LIFT Daily Prayer: The One God Looks For
This summary draws from a “LIFT Daily Prayer” session focusing on Isaiah chapter 66, verses 1 and 2, identifying the specific attributes of the individual God chooses to favor. The core message emphasizes that genuine piety is found not in external actions or human achievements, but in an internal disposition of humility, brokenness, and reverence for Scripture.
The Sovereignty of God and the Futility of Human Gifts
The session begins by establishing God’s absolute sovereignty, drawing from Isaiah 66:1. The prophet Isaiah, often called “the evangelical prophet” due to his numerous prophecies regarding the birth, life, death, and resurrection of Jesus, sets the stage for God’s perspective on human efforts.
God declares:
- “Heaven is my throne and the earth is my footstool”.
- He asks, “Where is the house that you will build me and where is the place of my rest?”.
- He reminds humanity that His hand has already “made and all those things exist”.
This passage highlights the fact that humanity cannot provide anything God does not already possess; He is “completely perfect, completely holy, completely self-contained in every way”. Efforts to “build” God a resting place or offer material gifts are ultimately unnecessary because He already has everything covered. God already has a throne in heaven and uses the earth as His footstool.
The key takeaway is that although humans, like David or Solomon, might build earthly empires, they “cannot save our souls”.
The Three Characteristics God Honors
While God needs nothing from man, there is “one thing” He delights in and asks of us.
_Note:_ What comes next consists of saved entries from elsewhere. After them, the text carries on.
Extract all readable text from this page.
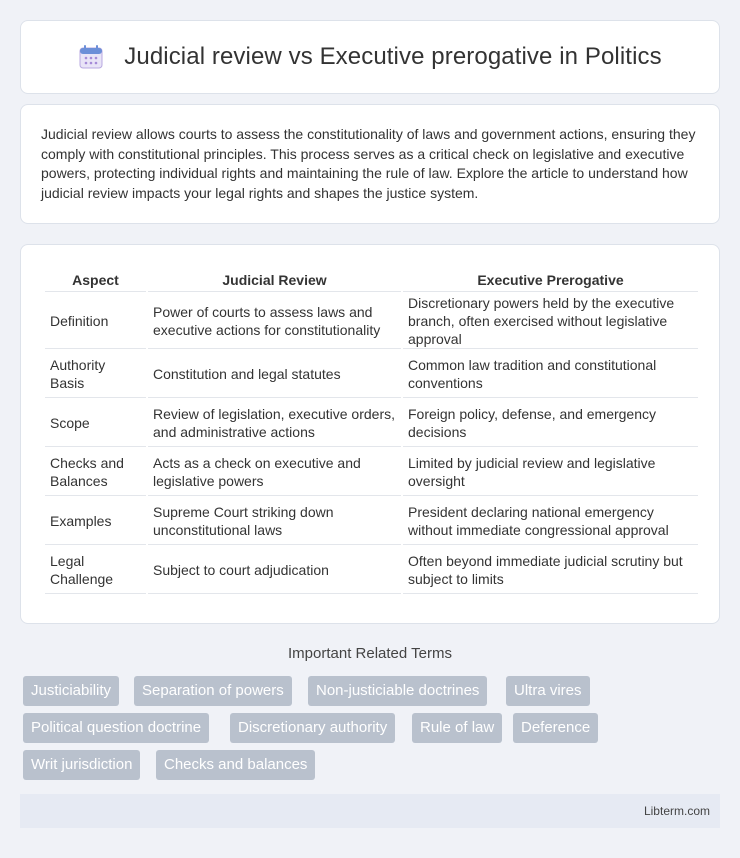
Judicial review vs Executive prerogative in Politics

Judicial review allows courts to assess the constitutionality of laws and government actions, ensuring they comply with constitutional principles. This process serves as a critical check on legislative and executive powers, protecting individual rights and maintaining the rule of law. Explore the article to understand how judicial review impacts your legal rights and shapes the justice system.

Aspect	Judicial Review	Executive Prerogative
Definition	Power of courts to assess laws and executive actions for constitutionality	Discretionary powers held by the executive branch, often exercised without legislative approval
Authority Basis	Constitution and legal statutes	Common law tradition and constitutional conventions
Scope	Review of legislation, executive orders, and administrative actions	Foreign policy, defense, and emergency decisions
Checks and Balances	Acts as a check on executive and legislative powers	Limited by judicial review and legislative oversight
Examples	Supreme Court striking down unconstitutional laws	President declaring national emergency without immediate congressional approval
Legal Challenge	Subject to court adjudication	Often beyond immediate judicial scrutiny but subject to limits
Important Related Terms
Justiciability	Separation of powers	Non-justiciable doctrines	Ultra vires
Political question doctrine	Discretionary authority	Rule of law	Deference
Writ jurisdiction	Checks and balances
Libterm.com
Isaiah 66:2 reveals the specific characteristics of the person upon whom God promises to “look”. God delights in this person—a man, woman, boy, or girl—who possesses three defining traits:
1. Poor in Spirit
The term “poor” used here is not related to financial poverty. Instead, it refers to being “poor in spirit”. This means having an awareness that one lacks innate, organic strength to succeed or be righteous on one’s own. This individual recognizes their need for God and their spiritual bankruptcy apart from Him.
2. Of a Contrite Spirit
A contrite spirit is characterized by repentance. This person is “keenly aware that sin troubles our lives but we hate it”. They are grieved before God when they sin. The session emphasizes the need to nurture a heart so close to God’s light that “the brighter the light the more the impurities stand out”. Repentance and contrition are essential for living close to God.
3. Trembles at His Word
This attribute defines how a person views and interacts with the Bible. To “tremble at my word” means treating the Scriptures with reverence and holiness.
- Believers should recognize that they are reading “authority” and “eternal truth”.
- The Bible must not be treated lightly, “not like it’s a comic book or a newspaper or some email”.
- If believers truly trembled at God’s Word, “every single issue of our lives would be marginalized if not evaporated”.
A sensitive heart toward God is necessary to tremble at His Word. The source material notes that judgment described in the Psalms (such as Psalm 102 or 103) is “scary stuff” only for those who “do not believe” and “manifest their unbelief in disobedience”. Conversely, those who revere the Word possess the sensitive heart God seeks.
A Call to Prayer and Examination
The devotional moves from biblical exposition to practical prayer points based on these verses.
Key Petitions for Believers:
- Reverence for Scripture: Prayer is offered that God would cause believers’ lives to “tremble at your word,” leading them to take the Scriptures “very seriously”.
- A Contrite Heart: A request is made to God to make hearts “poor and contrite”. This walking is characterized by closeness to God, not by paranoia or condemnation (since those “in Christ Jesus” are not condemned).
- Holiness and Sanctification: The prayer affirms that God has “purchased us by your blood and you rose again from the dead that we would be a sanctified that is a holy people”. Believers are urged to “act like it, be like it, walk in it”.
The Essential Need for Self-Examination:
The session stresses the importance of believers examining themselves in the light of the Word to confirm that they are truly “children of the most high God”.
Praying for Salvation of Others:
The session includes prayers for the salvation of family members—granddaughters, grandsons, great-granddaughters, great-grandsons, sons, daughters, and spouses. This prayer is especially critical in “these days of intensifying apathy, of this age of devious and deviant deception and sin”. The desire is that people would “slow down and open up your word and tremble at its truth”.